Conservation success stories are hard to come by. More often there are tales of things gone wrong, despite best intentions. Not so with one newcomer to Manitoba -- the eastern wild turkey.
Turkey hunting season opens in select areas of the province on April 28 (a youth hunt starts April 21). It's an opportunity that wouldn't have been possible if the stars hadn't aligned way back in 1958. It happened in Altona, after a guest speaker at the annual game and fish club banquet spoke glowingly of the widespread turkey reintroduction program that was happening in the United States.
Dozens of game and fish clubs quickly jumped on board and formed Wild Gobblers Unlimited (WGU). Birds were imported from the U.S. and released near Miami.
By the late 1970s, the turkey population in the Pembina Valley had flourished and the first resident hunting tags were filled. It was the beginning of an enduring relationship among many partners. Manitoba Conservation and the Manitoba Wildlife Federation quickly got involved and in 2002, a Manitoba chapter of the National Wild Turkey Federation (NWTF) was formed.
John Krupinski holds executive positions with both WGU and NWTF. He said clusters of birds are strong around the original areas where they were released, including Miami, Morden, Winkler and Treherne. New populations have also been established in the Beausejour and Lac du Bonnet areas. If you visit Birds Hill Park, you may spot the resident flock that has become quite friendly.
Most of the time, turkeys wander the countryside, pretty much keeping to themselves. Occasionally, they find a private feedlot and need to be discouraged. When this happens, interceptor feeders are installed nearby and the wayward turkeys soon become accustomed to the new treat. These birds are then captured, banded and delivered to a new area of the province to establish a population. It's an effort made possible by co-operation among the four groups.
Manitoba's turkey population is in great shape, says Frank Baldwin, game bird manager at Manitoba Conservation and Water Stewardship. "The birds were nesting early last spring thanks to our relatively mild winter. Populations are looking good for this spring."
A banding effort is now in its fourth year in GHA 31, where about 45 per cent of tags are filled. The aim is to establish the harvest rate in this population. As things stand, hunters are issued a single tag (for one bird) that can be filled in the spring or fall seasons. Turkey hunting remains closed to non-residents. About 10 per cent of adult males are harvested annually.
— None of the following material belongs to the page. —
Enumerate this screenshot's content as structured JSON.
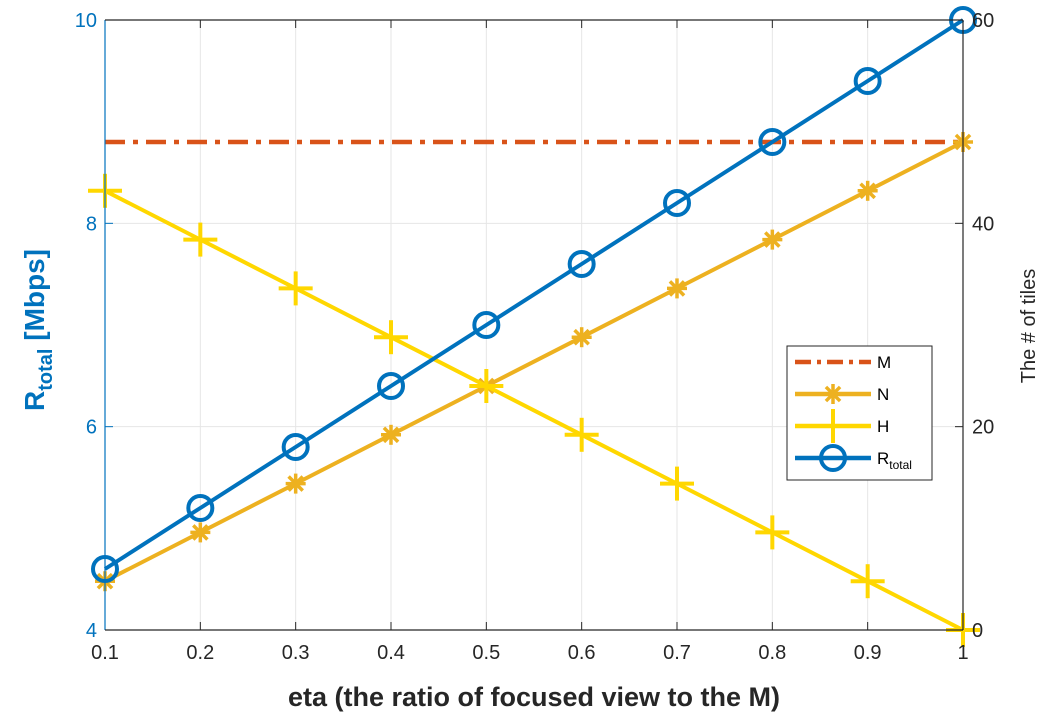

"That's exactly where we want to be," Baldwin said. "We know the majority of birds are harvested in this GHA (31), but that number is decreasing because birds are becoming available in other areas." Two or three new areas are established each year.
It's a good news story all around, mostly because the eastern wild turkey seems to have a knack for fitting in nicely, no matter where it goes. Introducing a non-native species can be tricky business. No one wants an introduced species to become a dreaded invasive species like purple loosestrife or zebra mussels.
Baldwin explained that extensive research has been ongoing in the United States since the 1950s. The wild turkey has been reintroduced into its native range that includes more than 30 states.
"There has never been a situation where turkeys have had a detrimental effect," he said. "They don't parasitize other species' nests and they don't push native birds out of the habitat."
Spring turkey hunting season begins April 28 and runs until May 20 in GHA 22 and 27 to 35A inclusive. A licence is $23. A youth licence costs only $5.